In an epic hack, the signal developer turns the tables on the forensics company Cellebrite
Israeli digital forensics company Cellebrite has been helping governments and police officers around the world break into seized cell phones for years, mainly by exploiting vulnerabilities that have been overlooked by device manufacturers. Now Moxie Marlinspike – developer of the signal messaging app – Cellebrite has turned the tables.
On Wednesday, Marlinspike posted a post reporting vulnerabilities in Cellebrite software that allowed it to run malicious code on the Windows computer that was analyzing devices.
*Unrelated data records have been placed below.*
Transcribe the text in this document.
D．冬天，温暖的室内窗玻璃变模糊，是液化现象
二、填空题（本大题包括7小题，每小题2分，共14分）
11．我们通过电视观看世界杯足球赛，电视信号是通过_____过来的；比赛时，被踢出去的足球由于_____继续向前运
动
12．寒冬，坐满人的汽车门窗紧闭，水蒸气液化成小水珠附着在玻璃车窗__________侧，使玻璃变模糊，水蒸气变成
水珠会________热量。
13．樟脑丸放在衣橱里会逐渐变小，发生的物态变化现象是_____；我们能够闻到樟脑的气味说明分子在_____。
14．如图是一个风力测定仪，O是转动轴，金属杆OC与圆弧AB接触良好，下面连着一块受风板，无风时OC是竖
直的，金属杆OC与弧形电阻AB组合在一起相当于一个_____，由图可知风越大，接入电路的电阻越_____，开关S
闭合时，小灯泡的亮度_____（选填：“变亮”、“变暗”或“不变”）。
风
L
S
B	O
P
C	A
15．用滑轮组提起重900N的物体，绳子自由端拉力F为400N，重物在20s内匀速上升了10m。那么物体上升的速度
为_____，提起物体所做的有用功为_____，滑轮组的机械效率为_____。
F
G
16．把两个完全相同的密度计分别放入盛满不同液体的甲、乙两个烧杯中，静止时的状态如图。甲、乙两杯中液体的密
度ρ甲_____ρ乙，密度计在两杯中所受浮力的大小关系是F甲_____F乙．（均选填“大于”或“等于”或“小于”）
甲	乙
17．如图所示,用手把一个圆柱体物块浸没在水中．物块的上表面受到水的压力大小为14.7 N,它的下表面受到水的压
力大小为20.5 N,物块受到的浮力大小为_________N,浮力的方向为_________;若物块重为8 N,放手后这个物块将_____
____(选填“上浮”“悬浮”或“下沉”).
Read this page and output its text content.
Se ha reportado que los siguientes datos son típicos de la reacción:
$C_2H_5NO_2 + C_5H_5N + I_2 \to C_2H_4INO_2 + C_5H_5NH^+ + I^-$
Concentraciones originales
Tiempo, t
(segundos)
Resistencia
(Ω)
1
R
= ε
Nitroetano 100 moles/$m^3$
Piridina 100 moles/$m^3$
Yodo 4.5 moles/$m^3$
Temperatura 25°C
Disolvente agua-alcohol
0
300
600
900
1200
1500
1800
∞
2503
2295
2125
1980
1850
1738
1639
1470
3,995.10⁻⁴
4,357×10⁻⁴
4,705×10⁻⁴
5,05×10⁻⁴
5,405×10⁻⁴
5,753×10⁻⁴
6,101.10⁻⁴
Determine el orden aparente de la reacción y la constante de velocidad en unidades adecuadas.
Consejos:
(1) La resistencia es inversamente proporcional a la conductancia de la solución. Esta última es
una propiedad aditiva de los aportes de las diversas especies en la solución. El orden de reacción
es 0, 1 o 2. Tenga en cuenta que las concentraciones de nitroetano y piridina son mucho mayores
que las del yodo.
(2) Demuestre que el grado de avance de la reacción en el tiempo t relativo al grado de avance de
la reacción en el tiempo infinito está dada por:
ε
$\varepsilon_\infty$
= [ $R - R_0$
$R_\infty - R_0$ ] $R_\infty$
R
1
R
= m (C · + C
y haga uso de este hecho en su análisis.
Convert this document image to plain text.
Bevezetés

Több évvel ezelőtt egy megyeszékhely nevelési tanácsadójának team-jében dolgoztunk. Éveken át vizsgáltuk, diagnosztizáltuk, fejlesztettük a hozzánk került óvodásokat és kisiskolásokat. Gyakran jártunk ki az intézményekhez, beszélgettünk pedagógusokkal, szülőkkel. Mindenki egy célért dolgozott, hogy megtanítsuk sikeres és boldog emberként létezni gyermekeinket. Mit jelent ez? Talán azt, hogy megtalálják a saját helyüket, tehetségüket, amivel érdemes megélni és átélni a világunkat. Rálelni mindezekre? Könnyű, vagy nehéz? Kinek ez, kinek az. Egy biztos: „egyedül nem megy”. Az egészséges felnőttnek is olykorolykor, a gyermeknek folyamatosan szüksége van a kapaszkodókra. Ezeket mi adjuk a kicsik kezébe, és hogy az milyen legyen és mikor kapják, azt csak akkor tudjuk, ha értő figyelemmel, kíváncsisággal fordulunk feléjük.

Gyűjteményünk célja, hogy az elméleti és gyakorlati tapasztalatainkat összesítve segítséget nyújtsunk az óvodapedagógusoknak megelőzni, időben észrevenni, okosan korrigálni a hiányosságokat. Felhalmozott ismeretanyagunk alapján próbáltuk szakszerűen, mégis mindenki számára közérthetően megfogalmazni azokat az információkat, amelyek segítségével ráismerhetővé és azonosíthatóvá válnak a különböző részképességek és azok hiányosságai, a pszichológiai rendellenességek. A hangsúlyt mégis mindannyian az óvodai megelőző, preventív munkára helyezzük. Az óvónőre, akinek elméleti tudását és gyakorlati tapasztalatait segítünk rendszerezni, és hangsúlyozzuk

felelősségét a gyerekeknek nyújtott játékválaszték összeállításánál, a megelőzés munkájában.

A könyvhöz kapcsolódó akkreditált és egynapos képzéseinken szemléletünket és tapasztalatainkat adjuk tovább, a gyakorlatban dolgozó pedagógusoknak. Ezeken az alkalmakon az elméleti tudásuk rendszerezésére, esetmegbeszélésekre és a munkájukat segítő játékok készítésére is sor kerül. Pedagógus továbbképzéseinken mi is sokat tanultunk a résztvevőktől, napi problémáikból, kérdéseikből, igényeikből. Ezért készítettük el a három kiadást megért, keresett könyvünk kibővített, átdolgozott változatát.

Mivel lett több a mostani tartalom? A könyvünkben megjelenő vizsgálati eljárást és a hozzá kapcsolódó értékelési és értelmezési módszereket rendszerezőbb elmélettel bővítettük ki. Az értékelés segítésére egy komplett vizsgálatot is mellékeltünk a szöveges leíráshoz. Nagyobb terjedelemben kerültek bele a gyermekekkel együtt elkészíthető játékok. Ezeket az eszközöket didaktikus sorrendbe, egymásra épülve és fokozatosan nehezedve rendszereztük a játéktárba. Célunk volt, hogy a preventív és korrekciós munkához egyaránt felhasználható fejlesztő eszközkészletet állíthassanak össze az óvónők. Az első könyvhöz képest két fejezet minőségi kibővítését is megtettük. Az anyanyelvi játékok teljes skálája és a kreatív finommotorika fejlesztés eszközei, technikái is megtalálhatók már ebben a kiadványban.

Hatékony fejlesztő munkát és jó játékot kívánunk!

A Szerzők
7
The researcher and software developer took advantage of the vulnerabilities by loading specially formatted files that can be embedded in any app installed on the device.
Practically no limits
“There are virtually no limits to the code that can be executed,” wrote Marlinspike.
For example, if you include a specially formatted but otherwise harmless file in an app on a device that is then scanned by Cellebrite, you can run code that changes not only the Cellebrite report produced in that scan, but everything previously and in Future generated Cellebrite reports from all previously scanned devices and all future scanned devices in any way (insert or remove text, email, photos, contacts, files or other data) with no noticeable timestamp changes or checksum errors. This could even be done randomly and would seriously question the data integrity of Cellebrite’s reports.
Cellebrite offers two software packages: The UFED breaks locks and encryption protection to collect deleted or hidden data, and a separate physical analyzer reveals digital evidence (“trace events”).
In order to do their job, both parts of the Cellebrite software must analyze all kinds of untrustworthy data that is stored on the device being analyzed. Typically, software that is so promiscuous undergoes all kinds of security hardening to identify and fix memory corruption or parsing vulnerabilities that could allow hackers to execute malicious code.
“However, when we looked at both UFED and Physical Analyzer, we were surprised to find that Cellebrite’s proprietary software security seemed to have received very little attention,” Marlinspike wrote. “There are no industry defenses to mitigate exploits and there are many opportunities for exploitation.”
An example of this lack of hardening was the inclusion of Windows DLL files for the audio / video conversion software known as FFmpeg. The software was created in 2012 and has not been updated since. Marlinspike said FFmpeg received more than 100 security updates in the past nine years. None of these fixes are in the FFmpeg software included with the Cellebrite products.
Marlinspike has included a video that shows UFED parsing a file that it has formatted to run arbitrary code on the Windows device. The payload uses the MessageBox Windows API to display a harmless message. However, Marlinspike said, “It is possible to run arbitrary code, and a real exploit payload would likely attempt to undetectably alter previous reports and compromise the integrity of future reports (possibly accidentally!) Or filter data from the Cellebrite machine. “
Marlinspike said it also found two MSI installer packages that are digitally signed by Apple and appear to have been extracted from the Windows installer for iTunes. Marlinspike asked if the recording was in violation of Apple’s copyrights. Apple didn’t immediately comment when asked about it.
In an email, a Cellebrite representative wrote: “Cellebrite is committed to protecting the integrity of our customers’ data and we are continually reviewing and updating our software to provide our customers with the best digital intelligence solutions available.” The representative didn’t say whether the company’s engineers were aware of Marlinspike’s detailed vulnerabilities or whether the company had permission to bundle Apple software.
Marlinspike said he received the Cellebrite equipment in “a really incredible coincidence” when he went and “saw a small package fall off a truck in front of me”. The incident seems really unbelievable. Marlinspike declined to provide additional details on how he came into possession of the Cellebrite tools.
The truck-of-a-truck line wasn’t the only ironic statement in the mail. Marlinspike also wrote:
In completely independent messages, upcoming versions of Signal will periodically fetch files for storage in the app storage. These files are never used for anything in Signal, and never interact with Signal software or data, but they look good and aesthetics are important in software. Files are only returned for accounts that have been actively installed for a while, and likely only in small percentages based on phone number sharding. We have a few different versions of files that we think are aesthetically pleasing and that we will slowly cycle through over time. These files have no other meaning.
The vulnerabilities could provide fuel for defenders to question the integrity of forensic reports produced using Cellebrite software. Cellebrite representatives did not respond to an email asking if they were aware of the vulnerabilities or had any plans to fix them.
“We are of course ready to responsibly disclose the specific vulnerabilities known to us to Cellebrite if they do the same now and in the future for all the vulnerabilities they use in their physical extraction and other services,” wrote Marlinspike.
The post has been updated to add the fourth and penultimate paragraph and add a comment from Cellebrite.